Esta separação tradicional entre ensino e pesquisa é a segunda das armadilhas para a meta das missões nacionais e internacionais das universidades. Em 2010, as universidades correspondiam a apenas 15% do total de organismos nacionais de pesquisa, empregando 6,4% dos funcionários de pesquisa e desenvolvimento de toda a Rússia, enquanto sua parcela dos gastos nacionais em pesquisa e desenvolvimento representava 8,4% do total. Atualmente, nos países da OCDE, esta parcela é em média de 26,6%. É claro que as universidades têm muito a progredir.
 
Em terceiro lugar, o Estado busca estabelecer o modelo ideal de uma hora para a outra. Esta abordagem mecanicista não leva em consideração numerosos obstáculos: a duração dos processos naturais, as relações com uma série de fatores sócio-econômicos, o interesse dos envolvidos, a inércia do sistema e a resistência institucional. Isto pode incentivar uma implementação mecânica e superficial dos indicadores quantitativos dos programas de desenvolvimento para satisfazer o ministério e, assim, preservar o volume de financiamento estatal.
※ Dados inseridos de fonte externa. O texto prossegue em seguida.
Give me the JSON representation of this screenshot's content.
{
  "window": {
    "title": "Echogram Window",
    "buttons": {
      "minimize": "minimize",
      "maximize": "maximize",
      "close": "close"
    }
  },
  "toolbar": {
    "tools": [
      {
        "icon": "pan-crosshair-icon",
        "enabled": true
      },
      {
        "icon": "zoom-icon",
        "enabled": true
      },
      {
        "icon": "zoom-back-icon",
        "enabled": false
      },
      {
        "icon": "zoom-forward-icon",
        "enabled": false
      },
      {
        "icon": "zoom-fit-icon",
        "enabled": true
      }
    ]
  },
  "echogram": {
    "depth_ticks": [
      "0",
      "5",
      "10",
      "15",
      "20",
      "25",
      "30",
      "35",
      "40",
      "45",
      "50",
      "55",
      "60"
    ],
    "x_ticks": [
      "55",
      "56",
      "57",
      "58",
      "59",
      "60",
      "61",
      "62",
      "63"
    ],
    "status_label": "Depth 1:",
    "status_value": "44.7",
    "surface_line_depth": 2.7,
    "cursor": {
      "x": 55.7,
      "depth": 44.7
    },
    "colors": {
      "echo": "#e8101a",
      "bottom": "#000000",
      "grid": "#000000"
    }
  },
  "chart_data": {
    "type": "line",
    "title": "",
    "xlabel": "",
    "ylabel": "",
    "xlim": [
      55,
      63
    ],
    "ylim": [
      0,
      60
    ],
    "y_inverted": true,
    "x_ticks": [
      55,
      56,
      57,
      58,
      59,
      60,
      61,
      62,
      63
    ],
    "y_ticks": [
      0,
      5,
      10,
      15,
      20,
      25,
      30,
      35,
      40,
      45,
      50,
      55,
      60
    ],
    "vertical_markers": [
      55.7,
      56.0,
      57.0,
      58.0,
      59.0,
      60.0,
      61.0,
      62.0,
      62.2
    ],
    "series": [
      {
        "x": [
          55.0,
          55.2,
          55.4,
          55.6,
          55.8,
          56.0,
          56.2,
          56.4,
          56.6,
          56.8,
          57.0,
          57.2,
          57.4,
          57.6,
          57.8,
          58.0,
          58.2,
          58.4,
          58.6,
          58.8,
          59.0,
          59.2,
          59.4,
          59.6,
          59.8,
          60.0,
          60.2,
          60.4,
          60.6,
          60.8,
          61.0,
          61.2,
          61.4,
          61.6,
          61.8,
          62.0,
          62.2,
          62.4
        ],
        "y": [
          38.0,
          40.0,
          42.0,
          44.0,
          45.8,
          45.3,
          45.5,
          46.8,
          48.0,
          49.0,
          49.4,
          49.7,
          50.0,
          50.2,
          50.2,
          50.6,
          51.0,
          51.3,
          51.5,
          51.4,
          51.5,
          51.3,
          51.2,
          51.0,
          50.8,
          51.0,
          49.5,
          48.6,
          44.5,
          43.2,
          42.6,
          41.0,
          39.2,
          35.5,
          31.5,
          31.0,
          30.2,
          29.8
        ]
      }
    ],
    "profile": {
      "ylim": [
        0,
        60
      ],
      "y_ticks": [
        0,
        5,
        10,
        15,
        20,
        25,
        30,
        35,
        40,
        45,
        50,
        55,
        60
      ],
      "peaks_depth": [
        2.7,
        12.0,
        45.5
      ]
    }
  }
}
O número de startups criadas pode ser impressionante, por exemplo, mas o valor produzido por estas costuma ser baixo, seus produtos são pouco competitivos e sua viabilidade em condições econômicas reais é questionável.
 
Em quarto lugar, apesar do status recém criado dos estabelecimentos autônomos, até as melhores universidades russas se veem limitadas pelo papel dominante e pelo controle absoluto exercido pelo ministério, que toma todas as decisões, desde o número de vagas "subsidiadas" (gratuitas) para os estudantes de cada região e especialização até os salários e a utilização dos recursos. Num momento em que ambiciosos programas de desenvolvimento não têm sido acompanhados por mecanismos adequados de implementação, existe o risco de a reforma do ensino russo encalhar no curto a médio prazo. Levando-se em consideração a dura concorrência estrangeira, as universidades russas correm o risco de serem relegadas permanentemente à periferia do espaço global de ensino.